We talked too, Frank and I, about images of heaven, because a week before her death Bernice had marveled at the passage in John's Gospel, "In my Father's house there are many dwelling places." Bernice was thinking in literal terms and was amazed at the consequent image. A mansion so large there might be a special room prepared for each of us? Her curiosity called to mind a recent conversation I had had with Naomi, a four-and-a-half-year-old, so I shared it with Frank. Naomi and I were saying bedtime prayers together, and when I told her that I wanted to pray for her entire family--Mommy, Daddy, Naomi, Faith and Olivia plus assorted cousins, aunts and uncles--she stopped me, protesting that God couldn't handle prayers for so many people at the same time. I suggested that perhaps God is so big that it's possible for God to know everybody in the whole world. With that, her eyes grew as big as silver dollars. With amazement in her voice she asked me, "Does that mean that God's as big as a giant?"
"You know what?" I answered.

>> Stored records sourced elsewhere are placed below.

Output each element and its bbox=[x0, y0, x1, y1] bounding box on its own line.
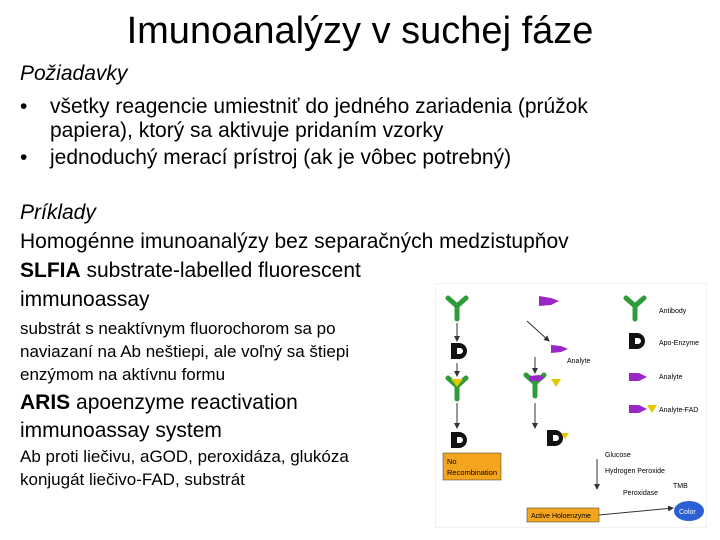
tmb-label: TMB bbox=[673, 483, 688, 490]
analyte-mid-label: Analyte bbox=[567, 358, 591, 365]
aris-line-2: immunoassay system bbox=[20, 419, 222, 442]
color-label: Color bbox=[679, 509, 696, 516]
slfia-desc-2: naviazaní na Ab neštiepi, ale voľný sa štiepi bbox=[20, 342, 350, 361]
requirement-text-2: jednoduchý merací prístroj (ak je vôbec potrebný) bbox=[50, 146, 512, 169]
slfia-title: substrate-labelled fluorescent bbox=[80, 259, 361, 282]
bullet-dot: • bbox=[20, 146, 28, 169]
examples-heading: Príklady bbox=[20, 201, 96, 224]
aris-title: apoenzyme reactivation bbox=[70, 391, 298, 414]
aris-line bbox=[20, 391, 298, 415]
aris-abbr: ARIS bbox=[20, 391, 71, 414]
glucose-label: Glucose bbox=[605, 452, 631, 459]
slfia-desc-1: substrát s neaktívnym fluorochorom sa po bbox=[20, 319, 336, 338]
homogeneous-line: Homogénne imunoanalýzy bez separačných medzistupňov bbox=[20, 230, 569, 253]
requirements-heading: Požiadavky bbox=[20, 62, 128, 85]
slfia-line-2: immunoassay bbox=[20, 288, 150, 311]
no-recombination-label-1: No bbox=[447, 457, 457, 466]
legend-analyte-label: Analyte bbox=[659, 374, 683, 381]
legend-antibody-label: Antibody bbox=[659, 308, 687, 315]
requirement-text-1b: papiera), ktorý sa aktivuje pridaním vzorky bbox=[50, 119, 444, 142]
bullet-dot: • bbox=[20, 95, 28, 118]
slfia-desc-3: enzýmom na aktívnu formu bbox=[20, 365, 226, 384]
slfia-line bbox=[20, 259, 361, 283]
hydrogen-peroxide-label: Hydrogen Peroxide bbox=[605, 468, 665, 475]
aris-desc-2: konjugát liečivo-FAD, substrát bbox=[20, 470, 245, 489]
legend-analyte-fad-label: Analyte-FAD bbox=[659, 407, 699, 414]
no-recombination-label-2: Recombination bbox=[447, 468, 498, 477]
active-holoenzyme-label: Active Holoenzyme bbox=[531, 513, 591, 520]
aris-diagram bbox=[435, 283, 707, 528]
requirement-text-1a: všetky reagencie umiestniť do jedného zariadenia (prúžok bbox=[50, 95, 588, 118]
legend-apo-enzyme-label: Apo-Enzyme bbox=[659, 340, 700, 347]
peroxidase-label: Peroxidase bbox=[623, 490, 659, 497]
slfia-abbr: SLFIA bbox=[20, 259, 81, 282]
slide-title: Imunoanalýzy v suchej fáze bbox=[126, 10, 594, 52]
aris-desc-1: Ab proti liečivu, aGOD, peroxidáza, glukóza bbox=[20, 447, 349, 466]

I bet you God's bigger than any giant we can think of, but God is like a good giant, not the scary kind." Frank chuckled then, and despite his tendency toward a pre-Vatican II image of God as the big policeman in the sky, he seemed to appreciate the explanation.
We had to part soon after lunch, but I drove Frank home before I went back to work. He didn't look well, physically, when I left him at his house, but I pulled out of his driveway more touched than ever by the acute sensitivity and vulnerability in this one man's heart of flesh.
Oh Lord, great giant in your mansion, teach me to be as wide awake as Frank is.ANN NAFFZIGER, a member of the Jesuit Volunteer Corps, has directed the social services of St. Luke's Parish in Woodburn, Ore., for two years.